Early in the semester, HUB-Robeson Galleries Exhibition Coordinator Sarah Kipp and one of her interns gave a short Zoom presentation on HT94 to Thompson’s courses. When numerous students responded with “thumbs up” emoticons throughout the presentation, Thompson sensed there was genuine enthusiasm for the project.

In the end, Thompson was very impressed with the nearly 40 students who took part in the project. While migration and immigration are difficult topics to discuss given the country’s current political polarization, the students were extremely respectful of the project’s themes throughout the entire process, she said.

“We talked about the facts of this project and that no matter what your political opinion might be, these are still human beings that died on our soil,” Thompson said. “Whatever these men and women were trying to get away from or get to, it was worth risking their lives to escape and that fact is worth contemplating.”

Senior Julia Fessenden filled out three toe tags for the exhibit. On the back of them, she wrote quotes from several poets because, she said, “I felt as though my own words were inadequate.”

“I think it’s definitely a powerful idea to compile these tags and have a visual representation of the people who died looking for a better life,” Fessenden said. “Overall, it is incredibly impactful to see instead of just hear about. The amount of unknown people who died without the ability to have their names remembered is heartbreaking.”

Senior Kristi Cucura filled out the tags for two unidentified migrants. On the one tag, she wrote “peace,” with hopes that the person’s soul “would find peace in the afterlife despite not finding peace on this earth.” For the other person, whose cause of death was undetermined, she wrote “hope,” for the hope that “they identify their cause of death and that their soul finds peace.”

For Cucura, the project vividly illustrates how the deceased migrants weren’t just “statistical data,” but living, breathing human beings.

“The people that perished should not have had to go through such harsh desert terrain just to find a safe place to start a life. This project gives the ones who died a way to be recognized, and we have the ability to make them be known,” Cucura said. “We should recognize how fortunate we are to be American citizens. We should remember that we have opportunities that many would not even dream of, and that we have the opportunity to speak up and have a voice. We need to speak up about the injustices we see – that’s just basic human ethics.”

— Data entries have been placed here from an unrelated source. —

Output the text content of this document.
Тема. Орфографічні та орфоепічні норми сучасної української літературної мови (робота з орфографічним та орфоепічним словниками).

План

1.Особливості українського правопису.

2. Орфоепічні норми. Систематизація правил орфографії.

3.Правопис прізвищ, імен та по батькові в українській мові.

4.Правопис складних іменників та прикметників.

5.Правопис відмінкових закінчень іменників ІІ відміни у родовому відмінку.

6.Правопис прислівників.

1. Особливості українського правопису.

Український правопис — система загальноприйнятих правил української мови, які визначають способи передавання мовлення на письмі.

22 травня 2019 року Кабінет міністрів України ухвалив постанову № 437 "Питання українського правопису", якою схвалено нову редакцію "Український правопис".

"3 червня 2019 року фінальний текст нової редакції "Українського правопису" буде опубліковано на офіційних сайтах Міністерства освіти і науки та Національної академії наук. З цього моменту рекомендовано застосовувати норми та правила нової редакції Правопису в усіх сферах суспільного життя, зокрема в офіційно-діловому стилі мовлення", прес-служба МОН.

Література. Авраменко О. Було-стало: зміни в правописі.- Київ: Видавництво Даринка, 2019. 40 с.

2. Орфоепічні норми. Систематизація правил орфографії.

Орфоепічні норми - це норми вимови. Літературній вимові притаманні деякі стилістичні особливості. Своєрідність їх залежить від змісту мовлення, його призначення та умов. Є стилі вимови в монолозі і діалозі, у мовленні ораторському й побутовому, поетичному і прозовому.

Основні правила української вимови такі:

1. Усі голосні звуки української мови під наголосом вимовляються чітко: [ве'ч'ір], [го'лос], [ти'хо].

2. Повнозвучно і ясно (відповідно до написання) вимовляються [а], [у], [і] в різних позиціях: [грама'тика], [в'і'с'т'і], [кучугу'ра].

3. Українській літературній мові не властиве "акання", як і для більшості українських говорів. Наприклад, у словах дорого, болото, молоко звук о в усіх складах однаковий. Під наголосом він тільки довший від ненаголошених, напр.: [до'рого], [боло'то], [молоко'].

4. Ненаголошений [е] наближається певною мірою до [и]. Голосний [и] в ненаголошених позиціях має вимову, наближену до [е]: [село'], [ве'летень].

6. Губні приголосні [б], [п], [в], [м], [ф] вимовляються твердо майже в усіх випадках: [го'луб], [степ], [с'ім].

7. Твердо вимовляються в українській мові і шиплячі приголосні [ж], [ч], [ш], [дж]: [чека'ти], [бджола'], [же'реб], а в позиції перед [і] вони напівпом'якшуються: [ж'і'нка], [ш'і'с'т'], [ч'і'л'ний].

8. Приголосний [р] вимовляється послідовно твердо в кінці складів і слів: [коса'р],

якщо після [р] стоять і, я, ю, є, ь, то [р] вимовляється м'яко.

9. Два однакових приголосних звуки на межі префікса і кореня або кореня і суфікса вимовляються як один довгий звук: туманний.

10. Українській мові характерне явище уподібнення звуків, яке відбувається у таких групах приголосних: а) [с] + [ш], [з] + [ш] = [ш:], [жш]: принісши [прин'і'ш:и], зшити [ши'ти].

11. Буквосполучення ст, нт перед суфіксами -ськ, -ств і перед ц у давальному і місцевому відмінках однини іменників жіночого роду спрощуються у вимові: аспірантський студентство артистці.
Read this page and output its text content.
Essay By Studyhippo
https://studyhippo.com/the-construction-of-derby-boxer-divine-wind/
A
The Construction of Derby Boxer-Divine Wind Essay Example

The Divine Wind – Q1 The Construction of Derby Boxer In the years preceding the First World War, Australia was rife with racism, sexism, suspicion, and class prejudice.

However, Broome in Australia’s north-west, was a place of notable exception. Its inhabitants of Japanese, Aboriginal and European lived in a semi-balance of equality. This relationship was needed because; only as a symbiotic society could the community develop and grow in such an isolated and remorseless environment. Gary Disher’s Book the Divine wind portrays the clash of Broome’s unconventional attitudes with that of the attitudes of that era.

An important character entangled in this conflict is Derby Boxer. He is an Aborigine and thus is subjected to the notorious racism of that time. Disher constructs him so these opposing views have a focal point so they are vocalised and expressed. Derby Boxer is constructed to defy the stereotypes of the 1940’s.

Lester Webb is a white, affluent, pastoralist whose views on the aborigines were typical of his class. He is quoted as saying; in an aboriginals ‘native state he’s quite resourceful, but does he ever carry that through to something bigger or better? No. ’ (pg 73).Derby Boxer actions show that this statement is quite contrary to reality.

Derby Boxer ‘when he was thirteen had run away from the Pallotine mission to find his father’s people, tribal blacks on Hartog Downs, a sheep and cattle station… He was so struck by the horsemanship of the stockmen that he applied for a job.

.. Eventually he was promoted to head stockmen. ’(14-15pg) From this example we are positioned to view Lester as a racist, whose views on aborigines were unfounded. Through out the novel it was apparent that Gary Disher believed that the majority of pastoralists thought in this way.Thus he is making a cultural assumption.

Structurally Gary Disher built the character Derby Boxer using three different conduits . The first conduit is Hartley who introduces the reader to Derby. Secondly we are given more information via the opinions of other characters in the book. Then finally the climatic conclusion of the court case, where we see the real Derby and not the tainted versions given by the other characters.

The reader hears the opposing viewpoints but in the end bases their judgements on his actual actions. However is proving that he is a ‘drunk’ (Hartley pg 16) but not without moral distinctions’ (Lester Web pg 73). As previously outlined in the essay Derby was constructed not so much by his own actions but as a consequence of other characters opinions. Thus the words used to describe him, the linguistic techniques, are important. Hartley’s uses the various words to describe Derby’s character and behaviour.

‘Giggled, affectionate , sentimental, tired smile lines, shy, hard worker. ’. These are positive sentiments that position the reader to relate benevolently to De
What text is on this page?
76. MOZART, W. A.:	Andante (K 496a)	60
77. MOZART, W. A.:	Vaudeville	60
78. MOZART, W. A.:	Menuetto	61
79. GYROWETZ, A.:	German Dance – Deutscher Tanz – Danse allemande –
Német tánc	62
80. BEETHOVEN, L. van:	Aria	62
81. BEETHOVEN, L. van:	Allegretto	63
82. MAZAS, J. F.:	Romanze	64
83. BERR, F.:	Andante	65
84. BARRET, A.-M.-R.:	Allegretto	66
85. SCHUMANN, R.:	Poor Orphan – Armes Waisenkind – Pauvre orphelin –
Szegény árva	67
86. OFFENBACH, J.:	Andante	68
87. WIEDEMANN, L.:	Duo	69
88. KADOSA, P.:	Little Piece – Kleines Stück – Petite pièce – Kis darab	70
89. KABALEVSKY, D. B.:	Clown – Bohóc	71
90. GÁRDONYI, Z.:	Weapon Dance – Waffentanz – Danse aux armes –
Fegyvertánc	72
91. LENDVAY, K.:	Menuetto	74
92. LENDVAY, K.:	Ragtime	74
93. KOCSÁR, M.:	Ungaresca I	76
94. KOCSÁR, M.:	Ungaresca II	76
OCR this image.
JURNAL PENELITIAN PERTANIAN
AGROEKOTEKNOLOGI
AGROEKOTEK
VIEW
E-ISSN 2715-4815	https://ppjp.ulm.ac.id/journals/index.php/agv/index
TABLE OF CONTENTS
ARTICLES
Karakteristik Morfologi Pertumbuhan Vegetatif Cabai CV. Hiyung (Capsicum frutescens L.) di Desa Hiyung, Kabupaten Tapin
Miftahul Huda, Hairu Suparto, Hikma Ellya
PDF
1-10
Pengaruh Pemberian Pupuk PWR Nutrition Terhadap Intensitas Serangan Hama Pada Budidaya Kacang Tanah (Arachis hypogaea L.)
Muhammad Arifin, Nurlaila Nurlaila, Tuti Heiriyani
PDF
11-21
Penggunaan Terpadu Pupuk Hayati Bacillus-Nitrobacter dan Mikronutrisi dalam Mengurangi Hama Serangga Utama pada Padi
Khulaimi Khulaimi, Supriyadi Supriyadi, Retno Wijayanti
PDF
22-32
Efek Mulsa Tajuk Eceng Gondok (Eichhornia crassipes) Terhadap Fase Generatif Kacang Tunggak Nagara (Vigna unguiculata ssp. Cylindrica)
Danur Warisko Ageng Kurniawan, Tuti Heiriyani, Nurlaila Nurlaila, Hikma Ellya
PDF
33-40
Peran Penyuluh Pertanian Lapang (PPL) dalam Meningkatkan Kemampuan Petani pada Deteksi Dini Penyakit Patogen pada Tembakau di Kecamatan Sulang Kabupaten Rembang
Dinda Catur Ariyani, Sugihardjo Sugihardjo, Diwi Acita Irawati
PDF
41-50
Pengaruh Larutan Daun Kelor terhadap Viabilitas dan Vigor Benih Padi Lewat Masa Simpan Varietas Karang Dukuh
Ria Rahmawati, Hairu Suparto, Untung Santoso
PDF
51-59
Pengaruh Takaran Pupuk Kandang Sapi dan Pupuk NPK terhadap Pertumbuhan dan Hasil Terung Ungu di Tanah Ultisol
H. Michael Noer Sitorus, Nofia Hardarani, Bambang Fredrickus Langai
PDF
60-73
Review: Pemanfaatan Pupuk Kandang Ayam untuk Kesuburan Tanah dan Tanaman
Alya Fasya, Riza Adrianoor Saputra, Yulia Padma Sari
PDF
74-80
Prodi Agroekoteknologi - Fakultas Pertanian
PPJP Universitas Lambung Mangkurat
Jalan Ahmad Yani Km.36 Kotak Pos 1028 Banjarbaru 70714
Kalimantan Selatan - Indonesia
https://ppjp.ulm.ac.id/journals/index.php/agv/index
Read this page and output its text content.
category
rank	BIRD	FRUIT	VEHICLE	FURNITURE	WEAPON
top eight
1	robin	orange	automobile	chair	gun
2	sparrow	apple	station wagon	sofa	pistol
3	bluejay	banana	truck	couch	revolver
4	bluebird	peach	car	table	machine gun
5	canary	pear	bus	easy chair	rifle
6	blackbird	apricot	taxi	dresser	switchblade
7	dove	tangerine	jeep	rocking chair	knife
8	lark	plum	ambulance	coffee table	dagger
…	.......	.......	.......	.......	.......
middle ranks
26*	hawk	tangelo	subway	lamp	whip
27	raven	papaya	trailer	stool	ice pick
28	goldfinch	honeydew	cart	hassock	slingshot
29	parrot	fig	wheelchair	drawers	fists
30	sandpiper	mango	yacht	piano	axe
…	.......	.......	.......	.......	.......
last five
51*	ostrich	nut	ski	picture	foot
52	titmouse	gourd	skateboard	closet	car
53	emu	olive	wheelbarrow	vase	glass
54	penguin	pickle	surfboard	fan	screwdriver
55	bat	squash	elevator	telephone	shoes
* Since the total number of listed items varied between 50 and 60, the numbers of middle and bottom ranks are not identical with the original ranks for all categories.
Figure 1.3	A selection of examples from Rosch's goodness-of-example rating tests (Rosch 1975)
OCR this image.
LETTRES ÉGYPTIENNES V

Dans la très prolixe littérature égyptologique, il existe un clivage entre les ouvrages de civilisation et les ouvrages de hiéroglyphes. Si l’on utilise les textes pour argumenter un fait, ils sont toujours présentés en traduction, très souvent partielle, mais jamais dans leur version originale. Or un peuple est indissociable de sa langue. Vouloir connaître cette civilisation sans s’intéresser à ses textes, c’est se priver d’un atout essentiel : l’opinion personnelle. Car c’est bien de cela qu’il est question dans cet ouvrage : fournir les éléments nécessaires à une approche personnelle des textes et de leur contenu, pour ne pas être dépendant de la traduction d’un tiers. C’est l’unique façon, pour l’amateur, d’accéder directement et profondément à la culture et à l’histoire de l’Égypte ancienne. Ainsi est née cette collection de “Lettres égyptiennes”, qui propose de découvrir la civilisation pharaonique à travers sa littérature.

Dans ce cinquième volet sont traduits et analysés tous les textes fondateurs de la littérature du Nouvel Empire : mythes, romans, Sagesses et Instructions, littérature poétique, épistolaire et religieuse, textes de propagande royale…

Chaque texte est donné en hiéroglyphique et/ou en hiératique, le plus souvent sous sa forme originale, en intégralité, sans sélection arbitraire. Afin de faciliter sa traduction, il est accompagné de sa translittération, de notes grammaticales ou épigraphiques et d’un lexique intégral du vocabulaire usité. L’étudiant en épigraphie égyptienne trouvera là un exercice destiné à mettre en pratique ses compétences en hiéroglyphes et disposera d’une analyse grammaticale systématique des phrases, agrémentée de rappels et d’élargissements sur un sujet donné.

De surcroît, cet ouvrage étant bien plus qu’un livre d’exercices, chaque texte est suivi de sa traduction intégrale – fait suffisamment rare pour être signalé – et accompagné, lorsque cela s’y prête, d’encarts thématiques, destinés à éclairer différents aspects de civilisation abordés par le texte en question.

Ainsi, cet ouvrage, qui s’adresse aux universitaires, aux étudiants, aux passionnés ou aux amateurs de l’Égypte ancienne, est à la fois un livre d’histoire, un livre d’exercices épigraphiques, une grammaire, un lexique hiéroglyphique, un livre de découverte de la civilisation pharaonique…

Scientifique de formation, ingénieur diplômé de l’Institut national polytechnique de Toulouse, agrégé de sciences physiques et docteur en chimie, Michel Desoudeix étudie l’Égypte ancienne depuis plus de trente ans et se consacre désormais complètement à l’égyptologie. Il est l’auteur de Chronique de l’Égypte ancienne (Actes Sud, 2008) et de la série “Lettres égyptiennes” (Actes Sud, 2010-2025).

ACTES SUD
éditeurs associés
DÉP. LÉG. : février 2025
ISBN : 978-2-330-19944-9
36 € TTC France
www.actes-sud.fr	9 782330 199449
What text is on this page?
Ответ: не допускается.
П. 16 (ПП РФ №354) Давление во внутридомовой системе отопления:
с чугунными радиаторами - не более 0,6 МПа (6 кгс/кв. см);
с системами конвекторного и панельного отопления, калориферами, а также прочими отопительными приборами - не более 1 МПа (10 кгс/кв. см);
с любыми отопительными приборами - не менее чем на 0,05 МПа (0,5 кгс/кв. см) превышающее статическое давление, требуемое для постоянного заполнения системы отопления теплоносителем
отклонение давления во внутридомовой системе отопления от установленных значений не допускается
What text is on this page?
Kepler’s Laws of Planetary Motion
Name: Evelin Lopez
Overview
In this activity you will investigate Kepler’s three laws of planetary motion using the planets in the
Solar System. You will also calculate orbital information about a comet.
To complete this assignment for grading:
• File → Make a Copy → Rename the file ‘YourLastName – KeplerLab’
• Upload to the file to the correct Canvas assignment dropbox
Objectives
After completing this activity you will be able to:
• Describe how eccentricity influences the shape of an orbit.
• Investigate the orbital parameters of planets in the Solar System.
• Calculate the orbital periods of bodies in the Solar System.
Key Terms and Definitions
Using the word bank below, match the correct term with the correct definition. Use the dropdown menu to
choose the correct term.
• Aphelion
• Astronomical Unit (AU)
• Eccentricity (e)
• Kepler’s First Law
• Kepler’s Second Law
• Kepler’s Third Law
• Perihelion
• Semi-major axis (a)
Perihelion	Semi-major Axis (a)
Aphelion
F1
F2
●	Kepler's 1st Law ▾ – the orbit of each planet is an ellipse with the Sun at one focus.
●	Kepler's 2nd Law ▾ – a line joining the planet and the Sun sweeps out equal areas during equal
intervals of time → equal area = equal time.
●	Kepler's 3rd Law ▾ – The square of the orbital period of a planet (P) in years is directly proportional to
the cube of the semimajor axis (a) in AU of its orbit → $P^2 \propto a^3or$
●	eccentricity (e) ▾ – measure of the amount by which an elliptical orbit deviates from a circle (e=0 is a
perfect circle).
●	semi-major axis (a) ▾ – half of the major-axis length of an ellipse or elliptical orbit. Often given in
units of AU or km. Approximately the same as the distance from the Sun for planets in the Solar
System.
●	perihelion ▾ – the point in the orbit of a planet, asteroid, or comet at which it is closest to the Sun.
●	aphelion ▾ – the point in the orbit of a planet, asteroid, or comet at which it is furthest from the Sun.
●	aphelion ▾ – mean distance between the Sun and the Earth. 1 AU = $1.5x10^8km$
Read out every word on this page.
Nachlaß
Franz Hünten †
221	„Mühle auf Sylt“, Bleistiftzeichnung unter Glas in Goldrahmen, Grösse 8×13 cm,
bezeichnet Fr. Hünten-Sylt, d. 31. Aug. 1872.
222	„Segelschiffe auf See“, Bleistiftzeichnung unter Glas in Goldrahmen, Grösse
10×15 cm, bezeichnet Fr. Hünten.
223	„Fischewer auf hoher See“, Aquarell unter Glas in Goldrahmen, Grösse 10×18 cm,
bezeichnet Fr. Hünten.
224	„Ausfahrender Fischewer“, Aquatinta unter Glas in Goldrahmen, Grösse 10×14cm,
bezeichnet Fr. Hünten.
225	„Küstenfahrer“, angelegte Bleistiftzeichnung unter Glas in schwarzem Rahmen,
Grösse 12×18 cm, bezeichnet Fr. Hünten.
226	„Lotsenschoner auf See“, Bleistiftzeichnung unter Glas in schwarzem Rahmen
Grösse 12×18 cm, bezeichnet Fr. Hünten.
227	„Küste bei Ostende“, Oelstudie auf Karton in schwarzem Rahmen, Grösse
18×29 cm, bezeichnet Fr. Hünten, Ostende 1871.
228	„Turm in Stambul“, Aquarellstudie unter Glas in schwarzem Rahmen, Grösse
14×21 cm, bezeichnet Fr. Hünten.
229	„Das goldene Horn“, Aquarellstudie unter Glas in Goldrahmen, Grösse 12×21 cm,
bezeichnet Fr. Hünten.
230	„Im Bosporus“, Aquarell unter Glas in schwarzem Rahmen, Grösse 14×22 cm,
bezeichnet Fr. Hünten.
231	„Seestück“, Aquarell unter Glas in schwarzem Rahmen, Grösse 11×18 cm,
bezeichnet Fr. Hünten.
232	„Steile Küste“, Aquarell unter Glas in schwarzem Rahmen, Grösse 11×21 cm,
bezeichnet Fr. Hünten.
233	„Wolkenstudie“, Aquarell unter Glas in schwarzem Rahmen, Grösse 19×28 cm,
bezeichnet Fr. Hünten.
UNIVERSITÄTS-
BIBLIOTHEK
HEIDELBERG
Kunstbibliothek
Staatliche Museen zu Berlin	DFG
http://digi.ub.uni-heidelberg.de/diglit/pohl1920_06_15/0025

Thompson loves the fact that HT94 gave her students the chance to be part of a conversation extending far beyond the campus community.

“The students get to see that art is not only a process they can personally participate in through the studio courses, or that it is not only images they see in a textbook, but can be something that speaks to greater causes far beyond their own lives,” she said. “Art can engage with communities and affect change. Sometimes, art is the only way to give voice to those who would otherwise have no voice.”